Maybe they were right. I only know that my desire to play was gone, utterly, and that any physical pain was dwarfed by the agony of perceiving the chasm between before and after. It was the pain of a phantom limb. Reviewing myself on tape was unbearable, like watching a bird shot down, midflight.

That fall, I almost quit school. My transcript was in shambles. I had no declared major. I might as well have chosen classes by tossing darts at the course catalog. If not for Sandek — a fanatical team booster, but more important a profoundly kind and empathic human being — I doubt I would’ve graduated.

Now, waiting for the machine to finish sputtering his own cup of espresso, he wheeled his chair around from behind the desk. “Theresa sends her love, too.”

“Same to her,” I said before breaking into laughter.

“What,” he said.

I pointed to his kneeling chair. “I forgot you have one of those.”

He laughed. “It’s since been replaced by a newer model.”

“How’s the back?” I asked.

“For shit. How’s the knee?”

“Holding up.”

He took his coffee and knelt. “I look like a supplicant, right? Salùd.

We drank.

“So,” he said, wiping froth from his mustache. “Pretty mysterious email you sent.”

“I wanted to speak to you in person,” I said. “You were around in ninety-three, right? What can you tell me about Walter Rennert?”

He paused, the cup near his mouth. “There’s a name I haven’t heard in a while.”

“Were you aware he passed away?”

“I wasn’t, no. Shame.”

“How well did you know him?”

“Not very well at all. He was in the developmental track, I think, and I’d only come on board a year or two before. And then of course he got caught up in that sorry situation, so he wasn’t doing a whole lot of fraternizing.

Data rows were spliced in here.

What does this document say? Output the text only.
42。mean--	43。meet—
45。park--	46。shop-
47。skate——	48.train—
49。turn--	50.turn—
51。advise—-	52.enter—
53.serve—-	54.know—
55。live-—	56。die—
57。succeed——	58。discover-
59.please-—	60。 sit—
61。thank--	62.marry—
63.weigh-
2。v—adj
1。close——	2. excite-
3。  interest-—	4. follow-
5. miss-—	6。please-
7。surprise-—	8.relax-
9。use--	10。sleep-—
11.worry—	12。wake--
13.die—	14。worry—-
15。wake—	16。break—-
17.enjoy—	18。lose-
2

I’d call us acquaintances.”

“It’s his study that I’m trying to learn about, actually,” I said.

“Whatever for?”

“It may bear on a case of mine.”

“A current case.”

“Do you recall anything about the research? Or know who would?”

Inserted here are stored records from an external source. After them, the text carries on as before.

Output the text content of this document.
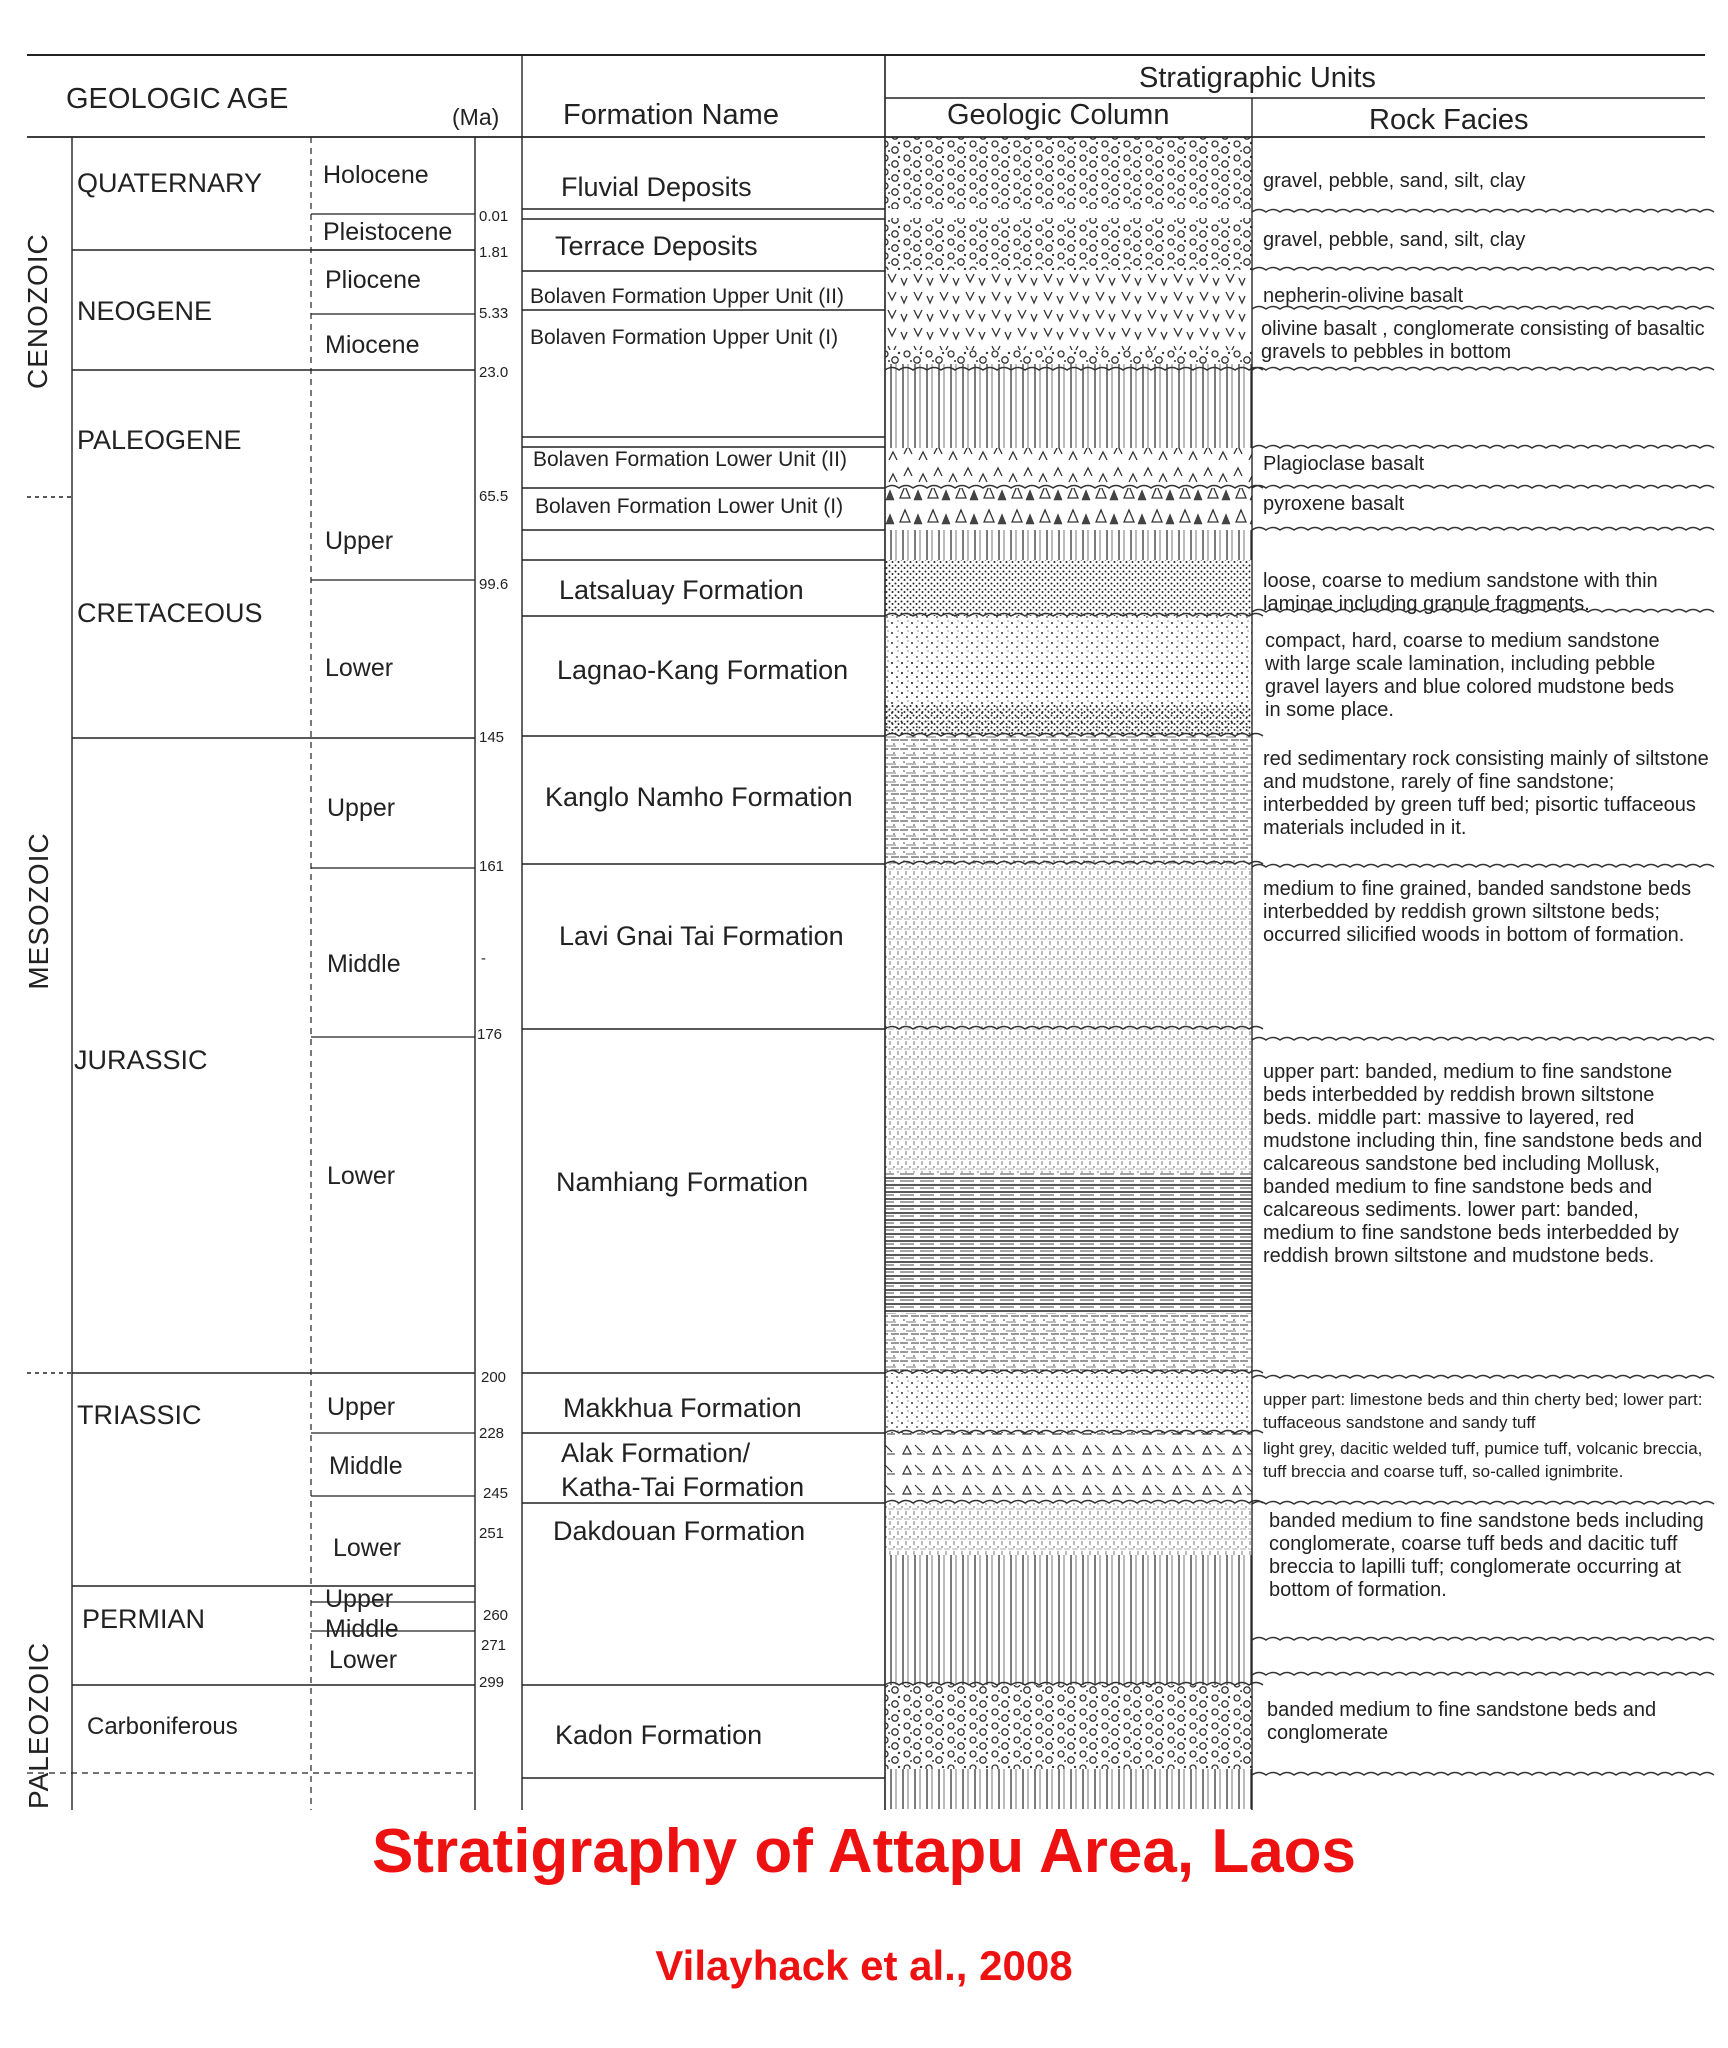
GEOLOGIC AGE
(Ma) Formation Name
Stratigraphic Units
Geologic Column	Rock Facies
CENOZOIC
MESOZOIC
PALEOZOIC
QUATERNARY
NEOGENE
PALEOGENE
CRETACEOUS
JURASSIC
TRIASSIC
PERMIAN
Carboniferous
Holocene
Pleistocene
Pliocene
Miocene
Upper
Lower
Upper
Middle
Lower
Upper
Middle
Lower
Upper
Middle
Lower
0.01
1.81
5.33
23.0
65.5
99.6
145
161
-
176
200
228
245
251
260
271
299
Fluvial Deposits
Terrace Deposits
Bolaven Formation Upper Unit (II)
Bolaven Formation Upper Unit (I)
Bolaven Formation Lower Unit (II)
Bolaven Formation Lower Unit (I)
Latsaluay Formation
Lagnao-Kang Formation
Kanglo Namho Formation
Lavi Gnai Tai Formation
Namhiang Formation
Makkhua Formation
Alak Formation/
Katha-Tai Formation
Dakdouan Formation
Kadon Formation
gravel, pebble, sand, silt, clay
gravel, pebble, sand, silt, clay
nepherin-olivine basalt
olivine basalt , conglomerate consisting of basaltic gravels to pebbles in bottom
Plagioclase basalt
pyroxene basalt
loose, coarse to medium sandstone with thin laminae including granule fragments.
compact, hard, coarse to medium sandstone with large scale lamination, including pebble gravel layers and blue colored mudstone beds in some place.
red sedimentary rock consisting mainly of siltstone and mudstone, rarely of fine sandstone; interbedded by green tuff bed; pisortic tuffaceous materials included in it.
medium to fine grained, banded sandstone beds interbedded by reddish grown siltstone beds; occurred silicified woods in bottom of formation.
upper part: banded, medium to fine sandstone beds interbedded by reddish brown siltstone beds. middle part: massive to layered, red mudstone including thin, fine sandstone beds and calcareous sandstone bed including Mollusk, banded medium to fine sandstone beds and calcareous sediments. lower part: banded, medium to fine sandstone beds interbedded by reddish brown siltstone and mudstone beds.
upper part: limestone beds and thin cherty bed; lower part: tuffaceous sandstone and sandy tuff
light grey, dacitic welded tuff, pumice tuff, volcanic breccia, tuff breccia and coarse tuff, so-called ignimbrite.
banded medium to fine sandstone beds including conglomerate, coarse tuff beds and dacitic tuff breccia to lapilli tuff; conglomerate occurring at bottom of formation.
banded medium to fine sandstone beds and conglomerate
Stratigraphy of Attapu Area, Laos
Vilayhack et al., 2008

“Not offhand. I’d be surprised if you could get anyone to talk about it. The entire episode remains somewhat of a bugaboo around these parts. Same for Walter. I’m sure that’s why nobody’s mentioned his death. What happened to him?”

“Heart trouble.”

“Ah. Nothing sinister, then.”

“Not really.”

“I take it you’re not going to tell me what’s going on.”

I smiled. “Do you remember anything about the victim, Donna Zhao?”

“Never met her. She was an undergrad, yes? There was also a grad student involved, I think. Walter’s TA?”

“Nicholas Linstad.”

“That’s the one. Big blond fellow.”

“Him you remember.”

“Only because I didn’t much care for him. It’s strange, given how little interaction we had. But there you have it.”

“What about him didn’t you like?”

Sandek scratched his beard. “I suppose I found him... superficial? He sounded like what an Ikea chair would sound like if it could talk. He ended up leaving the program.”